More than 400 migrant workers have died in Qatar in the years leading up to the World Cup, the man in charge of the body responsible for organizing the tournament has said, reigniting a debate over the treatment of those who built more than $200,000 worth of structures. million for the tournament.
Hassan al-Thawadi, secretary general of Qatar’s Supreme Committee for Surrender and Legacy, told the British journalist Piers Morgan on Talk TV on Tuesday: “The estimate is around 400, between 400 and 500, I don’t have the exact number, that is being discussed.”
Follow the live coverage of the World Cup.
Morgan had asked for “the honest and realistic total” of migrant workers who had died in the course of their contribution to projects related in any way to the World Cup.
After the interview, the Supreme Committee released a statement that appeared to contradict al-Thawadi, saying he was referring to 414 deaths across the country, not necessarily all related to the World Cup.
“Separate citations regarding the figures refer to national statistics covering the period 2014-2020 for all work-related deaths (414) across the country in Qatar, covering all sectors and nationalities,” it said. a Supreme Committee spokesman in an email.
The figure has not previously appeared in official reports from the Supreme Committee or FIFA, the world soccer body.

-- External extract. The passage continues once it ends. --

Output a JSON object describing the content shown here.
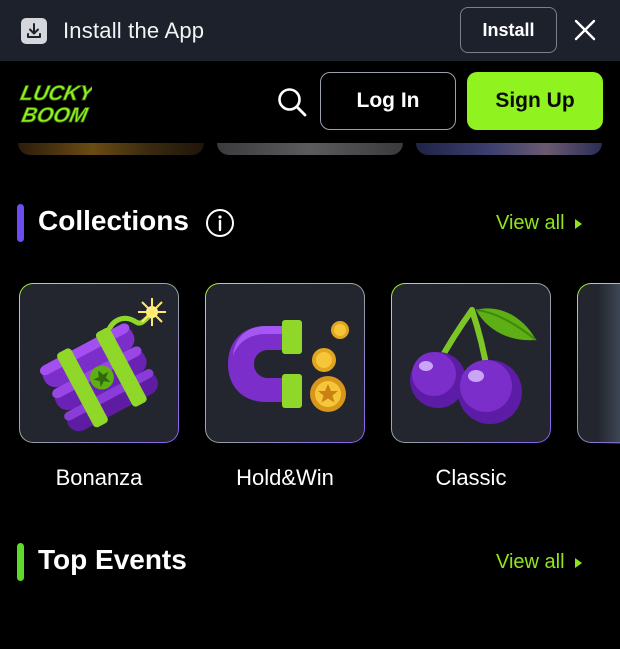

The Supreme Committee did not respond to questions from NBC News about where or how the 414 figure was matched up or how many of those deaths were directly related to the World Cup projects.
Al-Thawadi added in the interview that “one death is too much death, plain and simple,” noting improvements in health and safety and other social reforms in the past decade, including the removal of the punitive kafala system, still widely used. throughout the Middle East, where immigrants hand over passports to employers.
There are about 2 million migrant workers in Qatar, a estimated 95 percent of the total active population of the country. Mostly young men from India, Bangladesh, Pakistan, Nepal and the Philippines, they were responsible for building seven new stadiums, a new metro line, dozens of hotels and related infrastructure in the last decade.
Human rights groups have estimated that thousands of migrant workers have been killed in Qatar in the past decade, many of whom may have worked on World Cup-related projects.
Steve Cockburn, Amnesty International’s head of economic and social justice, said in a statement on Tuesday: “Over the past decade, thousands of workers have returned home in coffins, with no explanations to their loved ones.”
“It is likely that Qatar’s extreme heat and harsh working conditions have contributed to hundreds of these deaths, but without full investigations the true scale of lives lost will never be known,” he said. “Meanwhile, families suffer the added anguish of severe financial insecurity that stems from the loss of the main breadwinner.”
The International Labor Organization, a UN agency that has an office in the country’s capital, Doha, said in a report last year that 50 migrant workers from all sectors died in work accidents in 2020, in addition to 38,000 work injuries, 500 of them classified as serious.
The organization declined to comment on al-Thawadi’s comments this week.
Barun Ghimire, a human rights lawyer in Nepal who has represented the families of workers who have died in Qatar, told NBC News last year: “This 2022 World Cup, I often call it the blood diamond of the World Cups… Everybody knows migrant workers are dying. And they didn’t know about this risk.”
The World Cup in Qatar, the first to be held in an Arab nation, generated much controversy not only over its treatment of migrant workers, but also over Qatar’s anti-LGBTQ policies and ban on some fan costumes. in the stadiums.